16
de maio de 2015 | N° 18164
DAVID
COIMBRA
Coisas a fazer
Preciso
aprender a meditar. Ouvi dizer que é muito importante. Vinte minutos por dia
fazendo o “om” e você se torna outra pessoa. Uma pessoa oriental, mais calma,
mais paciente. Você olha tudo com condescendência superior.
Legal.
Quero ser outra pessoa.
Quando
era guri, lia Hermann Hesse, e ele dizia que fazia o “om”. Já tentei fazer o “om”
à noite, na cama. Sempre acabo dormindo, não medito nada e não me torno outra
pessoa. Assim que abrir um curso de meditação, me inscrevo, isso é certo.
Outro
curso que é certo que vou fazer é de História Universal, em Harvard ou na
Boston University. Decidi fazer esse curso antes de fazer outra coisa que
preciso fazer, que é o segundo tomo do meu livro Uma História do Mundo.
Também
é certo que vou voltar a praticar exercícios físicos pelo menos três vezes por
semana. Houve época em que nadava todos os dias, sabia? Nado forte, no mínimo 2
mil metros, volta e meia com calção e camiseta e puxando dois pequenos
paraquedas que o feroz professor Fábio Noel amarrava à nossa cintura, nós,
esfalfados alunos da Raia Sul.
Outra
tarefa premente da minha lista é ver uma exposição de obras do Leonardo da
Vinci que está acontecendo aqui no Museu Fine Arts. Há muitos museus
importantes na região, tenho de estabelecer um cronograma de visitas.
Tantas
coisas...
Ainda
não aprendi a cozinhar o verdadeiro Bacalhau à Gomes de Sá. Se existe um prato
de que gosto é o Bacalhau à Gomes de Sá. Alguém algum dia haverá de me ensinar
a cozinhá-lo da forma como os velhos lusitanos cozinham na Pátria-Mãe.
Tem
ainda o Sopranos. O Guilherme, da Beco dos Livros, jurou que Sopranos é melhor
do que Breaking Bad e Roma. Disse que tenho de ver. Tenho. Então, verei.
No
setor de filmes, não estou mal. Conferi a lista dos cem melhores de Hollywood e
falta só um para assistir: Amor, sublime amor.

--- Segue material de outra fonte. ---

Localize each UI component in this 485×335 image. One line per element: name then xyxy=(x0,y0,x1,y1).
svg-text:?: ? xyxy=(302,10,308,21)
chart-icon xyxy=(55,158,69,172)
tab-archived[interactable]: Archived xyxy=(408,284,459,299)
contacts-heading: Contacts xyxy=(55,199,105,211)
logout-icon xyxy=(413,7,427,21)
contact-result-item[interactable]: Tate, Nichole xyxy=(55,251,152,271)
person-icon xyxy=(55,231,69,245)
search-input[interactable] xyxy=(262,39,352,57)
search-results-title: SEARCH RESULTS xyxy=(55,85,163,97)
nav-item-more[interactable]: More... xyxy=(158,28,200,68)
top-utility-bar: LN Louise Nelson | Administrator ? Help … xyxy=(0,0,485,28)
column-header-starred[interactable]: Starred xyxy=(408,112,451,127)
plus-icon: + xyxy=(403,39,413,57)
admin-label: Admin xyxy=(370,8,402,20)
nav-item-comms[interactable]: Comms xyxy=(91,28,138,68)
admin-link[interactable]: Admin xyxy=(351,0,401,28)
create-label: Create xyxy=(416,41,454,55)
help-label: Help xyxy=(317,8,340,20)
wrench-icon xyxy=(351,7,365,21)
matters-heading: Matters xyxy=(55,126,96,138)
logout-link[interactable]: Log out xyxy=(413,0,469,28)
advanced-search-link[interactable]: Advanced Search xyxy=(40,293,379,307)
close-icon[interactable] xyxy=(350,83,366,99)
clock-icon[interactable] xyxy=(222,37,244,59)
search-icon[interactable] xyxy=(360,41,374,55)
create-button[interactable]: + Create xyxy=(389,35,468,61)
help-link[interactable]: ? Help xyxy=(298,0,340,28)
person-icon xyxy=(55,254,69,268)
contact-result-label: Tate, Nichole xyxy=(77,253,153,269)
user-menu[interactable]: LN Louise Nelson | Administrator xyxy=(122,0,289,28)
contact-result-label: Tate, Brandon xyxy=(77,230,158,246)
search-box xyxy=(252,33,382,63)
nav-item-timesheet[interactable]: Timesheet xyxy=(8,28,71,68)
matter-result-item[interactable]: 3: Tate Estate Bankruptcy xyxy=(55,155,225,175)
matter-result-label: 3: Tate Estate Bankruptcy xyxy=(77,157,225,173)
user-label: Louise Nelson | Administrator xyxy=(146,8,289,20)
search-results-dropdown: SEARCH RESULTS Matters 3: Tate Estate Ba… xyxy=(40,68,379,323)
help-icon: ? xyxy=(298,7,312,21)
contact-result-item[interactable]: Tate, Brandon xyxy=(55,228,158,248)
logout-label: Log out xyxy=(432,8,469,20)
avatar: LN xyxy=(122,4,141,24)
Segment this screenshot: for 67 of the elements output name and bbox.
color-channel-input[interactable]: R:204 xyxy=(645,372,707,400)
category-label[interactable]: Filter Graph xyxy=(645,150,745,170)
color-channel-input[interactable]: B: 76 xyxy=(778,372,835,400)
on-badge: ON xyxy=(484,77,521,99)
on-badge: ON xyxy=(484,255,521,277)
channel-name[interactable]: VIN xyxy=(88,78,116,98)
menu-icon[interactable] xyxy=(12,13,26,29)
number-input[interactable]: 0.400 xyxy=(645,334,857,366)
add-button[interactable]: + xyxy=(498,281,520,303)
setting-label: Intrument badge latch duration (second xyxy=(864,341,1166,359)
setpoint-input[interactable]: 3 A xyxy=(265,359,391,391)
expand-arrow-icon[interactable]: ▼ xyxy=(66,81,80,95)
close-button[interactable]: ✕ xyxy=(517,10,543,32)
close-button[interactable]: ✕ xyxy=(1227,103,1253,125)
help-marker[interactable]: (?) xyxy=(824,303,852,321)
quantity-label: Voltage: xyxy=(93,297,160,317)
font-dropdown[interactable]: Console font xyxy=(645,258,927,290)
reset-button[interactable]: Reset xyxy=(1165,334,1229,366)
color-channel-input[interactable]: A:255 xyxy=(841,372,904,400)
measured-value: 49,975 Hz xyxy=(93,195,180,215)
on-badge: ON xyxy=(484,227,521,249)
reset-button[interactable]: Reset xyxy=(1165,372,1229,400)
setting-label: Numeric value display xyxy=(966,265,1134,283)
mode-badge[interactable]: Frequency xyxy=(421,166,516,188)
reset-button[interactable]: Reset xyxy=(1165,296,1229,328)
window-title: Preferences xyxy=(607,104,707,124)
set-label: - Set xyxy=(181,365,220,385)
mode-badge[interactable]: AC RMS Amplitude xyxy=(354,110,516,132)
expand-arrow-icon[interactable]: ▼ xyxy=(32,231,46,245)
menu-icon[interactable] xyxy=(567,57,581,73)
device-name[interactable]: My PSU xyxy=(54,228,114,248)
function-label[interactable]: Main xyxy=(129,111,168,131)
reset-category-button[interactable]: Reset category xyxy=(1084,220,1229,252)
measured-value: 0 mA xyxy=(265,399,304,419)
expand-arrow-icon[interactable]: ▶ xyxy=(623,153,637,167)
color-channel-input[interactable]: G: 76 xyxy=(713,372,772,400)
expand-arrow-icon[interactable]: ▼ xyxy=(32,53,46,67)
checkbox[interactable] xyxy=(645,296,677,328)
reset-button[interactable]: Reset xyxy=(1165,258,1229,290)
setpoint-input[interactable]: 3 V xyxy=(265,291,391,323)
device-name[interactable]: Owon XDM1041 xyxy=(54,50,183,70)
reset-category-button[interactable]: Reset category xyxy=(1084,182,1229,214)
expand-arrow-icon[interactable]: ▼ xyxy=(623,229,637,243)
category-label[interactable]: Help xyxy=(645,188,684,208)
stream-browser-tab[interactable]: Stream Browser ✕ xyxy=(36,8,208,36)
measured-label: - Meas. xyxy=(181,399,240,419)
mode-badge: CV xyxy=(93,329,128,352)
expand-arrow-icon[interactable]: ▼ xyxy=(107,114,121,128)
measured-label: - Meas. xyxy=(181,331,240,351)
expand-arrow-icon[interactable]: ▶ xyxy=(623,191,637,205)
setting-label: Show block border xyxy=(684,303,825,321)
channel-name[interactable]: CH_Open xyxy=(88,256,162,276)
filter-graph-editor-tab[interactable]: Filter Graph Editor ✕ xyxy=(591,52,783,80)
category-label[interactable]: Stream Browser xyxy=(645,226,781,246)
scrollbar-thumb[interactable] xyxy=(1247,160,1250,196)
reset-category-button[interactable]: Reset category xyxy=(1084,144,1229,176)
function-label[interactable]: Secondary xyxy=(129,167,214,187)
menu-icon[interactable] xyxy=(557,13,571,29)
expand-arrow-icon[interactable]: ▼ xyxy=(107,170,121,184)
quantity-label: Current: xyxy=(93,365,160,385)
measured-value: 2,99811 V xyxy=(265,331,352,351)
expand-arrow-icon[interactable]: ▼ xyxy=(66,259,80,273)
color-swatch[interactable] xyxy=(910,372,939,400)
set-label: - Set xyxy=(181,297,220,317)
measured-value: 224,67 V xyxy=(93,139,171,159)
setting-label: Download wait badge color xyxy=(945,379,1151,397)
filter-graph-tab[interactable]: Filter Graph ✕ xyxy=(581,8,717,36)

Francamente, não me entusiasmo
com um filme com esse título melequento, mas vi os outros 99, então, é como se
fosse uma obrigação vê-lo. Vai para a lista.
Urge,
também, que aprenda a me movimentar nas novas redes sociais, sob pena de ficar
fora do mundo virtual, algo que ninguém quer. E atenção, doutor Xavier: preciso
de lentes de contato e óculos novos. E, doutor Ramão: necessito ir urgente ao
dentista. Além disso, faz três ou quatro anos que não compro calças jeans, hei
de comprar pelo menos uma, qualquer dia desses, embora tenha preguiça de
experimentar.
Mas
nenhuma pendência talvez seja maior do que Ulisses.
Sim,
Ulisses, de James Joyce. Tinha lá meus 17, 18 anos de idade e economizei para
comprar esse livro. “É um divisor de águas da literatura”, os críticos
escreviam. Dostoiévskis me mordam, tenho de ler esse romance!, pensei.
Lembro
do dia em que finalmente o comprei, na Sulina da Borges. Era um cartapácio da
espessura de um tijolo. Não li no ônibus, como estava acostumado com livros
mais casuais. Aquela obra requeria alguma solenidade. Uma boa poltrona. Talvez
um tinto, se o tivesse.
Acho
que não tinha o tinto. Tinha a poltrona. Instalei-me nela e avancei com bravura
por dezenas de páginas. A leitura me cansou. Voltei. Reli. Refiz o caminho. Cansei-me
outra vez. Em três dias, resolvi que iria ler o Ulisses quando ficasse mais
inteligente. Quando me tornasse outra pessoa. Quer dizer: tenho mesmo de
aprender a meditar. Enquanto não aparecer um curso, vou tentando na cama, à noite.
Hoje mesmo farei o “om”. Quem sabe amanhã não serei outra pessoa?